Mein Bruder lacht, und einen Moment lang klingt er genau wie mein Vater. Er tippt ihr an die Stirn. «Was hast du da drin? Marshmallows?»
«Es stimmt wirklich. Mein Dad und ich sind oft im Dunkeln spazieren gegangen, und er hat mir alles über die Sterne erklärt.»
«Der Frittenbrater als verkappter Astronom?»
Sie haut ihn. Fest. Er lacht, dann haut er genauso fest zurück.
Ich kriege nicht richtig Luft. Mein Herz hört nicht auf zu rasen. Ich spüre gar keine Pause zwischen den einzelnen Schlägen mehr.

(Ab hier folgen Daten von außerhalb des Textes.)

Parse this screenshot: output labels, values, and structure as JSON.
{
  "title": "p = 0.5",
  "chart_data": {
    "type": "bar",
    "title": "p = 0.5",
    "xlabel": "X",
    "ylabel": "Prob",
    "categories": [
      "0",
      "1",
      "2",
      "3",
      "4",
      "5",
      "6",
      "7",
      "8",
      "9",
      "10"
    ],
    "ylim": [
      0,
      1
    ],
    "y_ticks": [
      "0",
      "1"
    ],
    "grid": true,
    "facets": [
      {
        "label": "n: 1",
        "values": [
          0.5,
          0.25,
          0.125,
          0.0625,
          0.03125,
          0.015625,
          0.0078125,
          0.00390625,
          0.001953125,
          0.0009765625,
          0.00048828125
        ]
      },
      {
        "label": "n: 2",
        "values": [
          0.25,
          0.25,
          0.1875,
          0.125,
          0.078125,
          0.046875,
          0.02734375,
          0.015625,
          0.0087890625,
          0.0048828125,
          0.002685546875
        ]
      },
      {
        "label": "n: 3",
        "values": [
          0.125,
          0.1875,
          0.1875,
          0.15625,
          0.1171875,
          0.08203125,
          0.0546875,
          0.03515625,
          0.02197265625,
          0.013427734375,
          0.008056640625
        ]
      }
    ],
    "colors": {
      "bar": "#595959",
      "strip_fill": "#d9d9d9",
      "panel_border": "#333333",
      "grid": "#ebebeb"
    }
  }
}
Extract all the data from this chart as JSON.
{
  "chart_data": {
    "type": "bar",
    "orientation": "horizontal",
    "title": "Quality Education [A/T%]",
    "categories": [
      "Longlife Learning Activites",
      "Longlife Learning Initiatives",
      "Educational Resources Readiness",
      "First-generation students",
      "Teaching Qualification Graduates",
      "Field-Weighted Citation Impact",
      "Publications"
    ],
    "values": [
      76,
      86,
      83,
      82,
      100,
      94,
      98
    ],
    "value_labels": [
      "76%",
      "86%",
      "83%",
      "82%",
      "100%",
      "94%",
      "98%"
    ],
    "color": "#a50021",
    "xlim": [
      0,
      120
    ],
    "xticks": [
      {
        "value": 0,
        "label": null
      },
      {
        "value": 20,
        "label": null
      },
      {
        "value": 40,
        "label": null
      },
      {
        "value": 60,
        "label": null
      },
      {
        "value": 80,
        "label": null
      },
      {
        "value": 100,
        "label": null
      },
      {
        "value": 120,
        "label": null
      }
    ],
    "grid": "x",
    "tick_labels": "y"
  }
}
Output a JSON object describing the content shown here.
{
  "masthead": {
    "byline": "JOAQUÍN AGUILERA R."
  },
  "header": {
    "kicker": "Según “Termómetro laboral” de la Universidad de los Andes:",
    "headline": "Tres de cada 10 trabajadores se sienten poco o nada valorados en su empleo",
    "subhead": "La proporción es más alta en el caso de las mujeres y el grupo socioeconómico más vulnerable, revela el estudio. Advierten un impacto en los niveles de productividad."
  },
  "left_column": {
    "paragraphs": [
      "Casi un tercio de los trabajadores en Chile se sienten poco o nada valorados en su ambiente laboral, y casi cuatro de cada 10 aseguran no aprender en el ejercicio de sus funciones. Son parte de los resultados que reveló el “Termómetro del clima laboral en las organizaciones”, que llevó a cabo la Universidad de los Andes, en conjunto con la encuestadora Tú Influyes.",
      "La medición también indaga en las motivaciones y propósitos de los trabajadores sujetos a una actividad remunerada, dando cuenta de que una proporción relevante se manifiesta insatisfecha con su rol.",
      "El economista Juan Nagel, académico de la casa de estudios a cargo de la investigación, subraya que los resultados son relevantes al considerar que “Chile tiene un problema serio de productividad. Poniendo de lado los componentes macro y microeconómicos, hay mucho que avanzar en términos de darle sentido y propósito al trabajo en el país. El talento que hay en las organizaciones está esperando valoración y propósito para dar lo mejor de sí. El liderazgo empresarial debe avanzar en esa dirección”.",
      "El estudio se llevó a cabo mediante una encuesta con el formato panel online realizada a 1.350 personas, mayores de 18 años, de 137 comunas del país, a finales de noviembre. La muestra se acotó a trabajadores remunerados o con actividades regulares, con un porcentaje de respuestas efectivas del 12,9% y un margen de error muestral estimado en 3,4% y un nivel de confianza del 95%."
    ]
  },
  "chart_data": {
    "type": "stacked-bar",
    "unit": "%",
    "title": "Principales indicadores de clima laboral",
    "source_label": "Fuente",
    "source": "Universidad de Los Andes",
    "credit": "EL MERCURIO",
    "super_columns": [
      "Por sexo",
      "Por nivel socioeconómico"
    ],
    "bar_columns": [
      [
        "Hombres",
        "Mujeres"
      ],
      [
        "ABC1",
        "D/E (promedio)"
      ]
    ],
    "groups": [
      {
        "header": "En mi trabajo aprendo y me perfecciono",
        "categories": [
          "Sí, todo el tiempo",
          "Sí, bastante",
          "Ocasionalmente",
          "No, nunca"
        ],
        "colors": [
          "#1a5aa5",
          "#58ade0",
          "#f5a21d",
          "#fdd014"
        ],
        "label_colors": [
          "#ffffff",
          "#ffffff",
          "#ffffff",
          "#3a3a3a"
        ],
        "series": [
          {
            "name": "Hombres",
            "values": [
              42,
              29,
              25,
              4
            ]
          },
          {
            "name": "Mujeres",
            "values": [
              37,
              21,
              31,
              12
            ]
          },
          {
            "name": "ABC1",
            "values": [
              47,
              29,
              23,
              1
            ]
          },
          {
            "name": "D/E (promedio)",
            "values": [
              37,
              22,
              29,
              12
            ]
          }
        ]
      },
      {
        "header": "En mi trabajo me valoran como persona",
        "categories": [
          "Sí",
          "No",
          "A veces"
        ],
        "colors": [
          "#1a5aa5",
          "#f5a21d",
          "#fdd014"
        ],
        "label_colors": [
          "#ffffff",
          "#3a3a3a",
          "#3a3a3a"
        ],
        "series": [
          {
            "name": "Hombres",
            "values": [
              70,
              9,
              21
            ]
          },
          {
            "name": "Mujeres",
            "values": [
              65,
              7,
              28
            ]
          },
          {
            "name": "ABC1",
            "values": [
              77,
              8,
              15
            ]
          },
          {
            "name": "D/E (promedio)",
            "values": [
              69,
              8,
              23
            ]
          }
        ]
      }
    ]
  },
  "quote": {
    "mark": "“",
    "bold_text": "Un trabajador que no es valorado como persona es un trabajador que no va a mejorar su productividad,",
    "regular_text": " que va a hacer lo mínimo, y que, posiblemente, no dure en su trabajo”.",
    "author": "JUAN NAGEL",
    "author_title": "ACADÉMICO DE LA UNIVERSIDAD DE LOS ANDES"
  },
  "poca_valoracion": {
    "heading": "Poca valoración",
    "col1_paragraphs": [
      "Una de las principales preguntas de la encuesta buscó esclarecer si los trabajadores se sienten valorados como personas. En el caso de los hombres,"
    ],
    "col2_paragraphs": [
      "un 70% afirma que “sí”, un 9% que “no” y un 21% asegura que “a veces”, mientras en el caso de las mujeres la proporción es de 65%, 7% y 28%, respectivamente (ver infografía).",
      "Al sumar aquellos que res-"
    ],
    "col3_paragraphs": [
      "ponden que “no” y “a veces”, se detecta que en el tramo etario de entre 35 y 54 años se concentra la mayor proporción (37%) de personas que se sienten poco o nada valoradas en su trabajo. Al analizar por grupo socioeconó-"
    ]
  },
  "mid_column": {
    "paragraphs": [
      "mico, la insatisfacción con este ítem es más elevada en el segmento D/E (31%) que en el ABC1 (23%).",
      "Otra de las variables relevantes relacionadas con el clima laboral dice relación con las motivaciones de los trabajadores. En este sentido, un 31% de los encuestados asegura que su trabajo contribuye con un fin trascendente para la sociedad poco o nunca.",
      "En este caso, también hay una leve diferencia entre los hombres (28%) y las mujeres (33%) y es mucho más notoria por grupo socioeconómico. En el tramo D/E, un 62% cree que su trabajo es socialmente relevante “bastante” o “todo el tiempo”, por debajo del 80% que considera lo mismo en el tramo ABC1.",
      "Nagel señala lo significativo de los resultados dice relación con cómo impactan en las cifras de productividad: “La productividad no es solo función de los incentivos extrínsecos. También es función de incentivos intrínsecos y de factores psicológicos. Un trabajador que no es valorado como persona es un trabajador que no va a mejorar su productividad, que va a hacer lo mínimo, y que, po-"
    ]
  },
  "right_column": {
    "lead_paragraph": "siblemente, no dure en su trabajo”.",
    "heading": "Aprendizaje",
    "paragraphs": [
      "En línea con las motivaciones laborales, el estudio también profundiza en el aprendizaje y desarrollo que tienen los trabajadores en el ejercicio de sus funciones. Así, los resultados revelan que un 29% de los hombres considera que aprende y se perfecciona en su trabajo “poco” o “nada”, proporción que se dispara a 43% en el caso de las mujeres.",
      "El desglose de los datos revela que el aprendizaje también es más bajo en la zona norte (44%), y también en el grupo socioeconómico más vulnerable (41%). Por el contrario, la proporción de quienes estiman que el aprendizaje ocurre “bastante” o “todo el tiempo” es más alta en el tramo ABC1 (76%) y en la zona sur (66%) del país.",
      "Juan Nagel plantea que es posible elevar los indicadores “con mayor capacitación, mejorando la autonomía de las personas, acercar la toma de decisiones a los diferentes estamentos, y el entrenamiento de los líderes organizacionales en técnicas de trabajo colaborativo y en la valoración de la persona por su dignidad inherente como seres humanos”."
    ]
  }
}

«Leck mich doch», sagt Heidi und rennt weg.
«Garvey», beginne ich. Ich will ihm sagen, dass er mich ins Krankenhaus bringen muss.
«Sie meint es nicht so», sagt er. «Sie kriegt nur manchmal einen kleinen Koller.»
Dass er mit mir redet, hat etwas Beruhigendes. «Sie ist nett», sage ich. Meine Stimme klingt komisch, wie aus einer Blechdose. Aber ich hoffe, dass er trotzdem weiterredet, und das tut er. Er erzählt mir, dass sie dieses Muttermal an der Hüfte hat, das ihn völlig wild macht, und dass sie küsst wie ein brünstiger Katzenwels.
Als wir beim Haus ankommen, ist sie nicht da. Garvey ruft nach ihr, und sie antwortet von weit weg. Schließlich finden wir sie: Sie sitzt vor Cousin Jeremys Haus im Gras.
«Alle diese Einfahrten sehen gleich aus», sagt sie.
Mein Bruder beugt sich vor, und sie zieht ihn zu sich herunter, und ich warte nicht ab, was danach kommt. Ich sage mir, dass ich wohl doch nicht sterbe, und laufe zurück zu meinen Großeltern.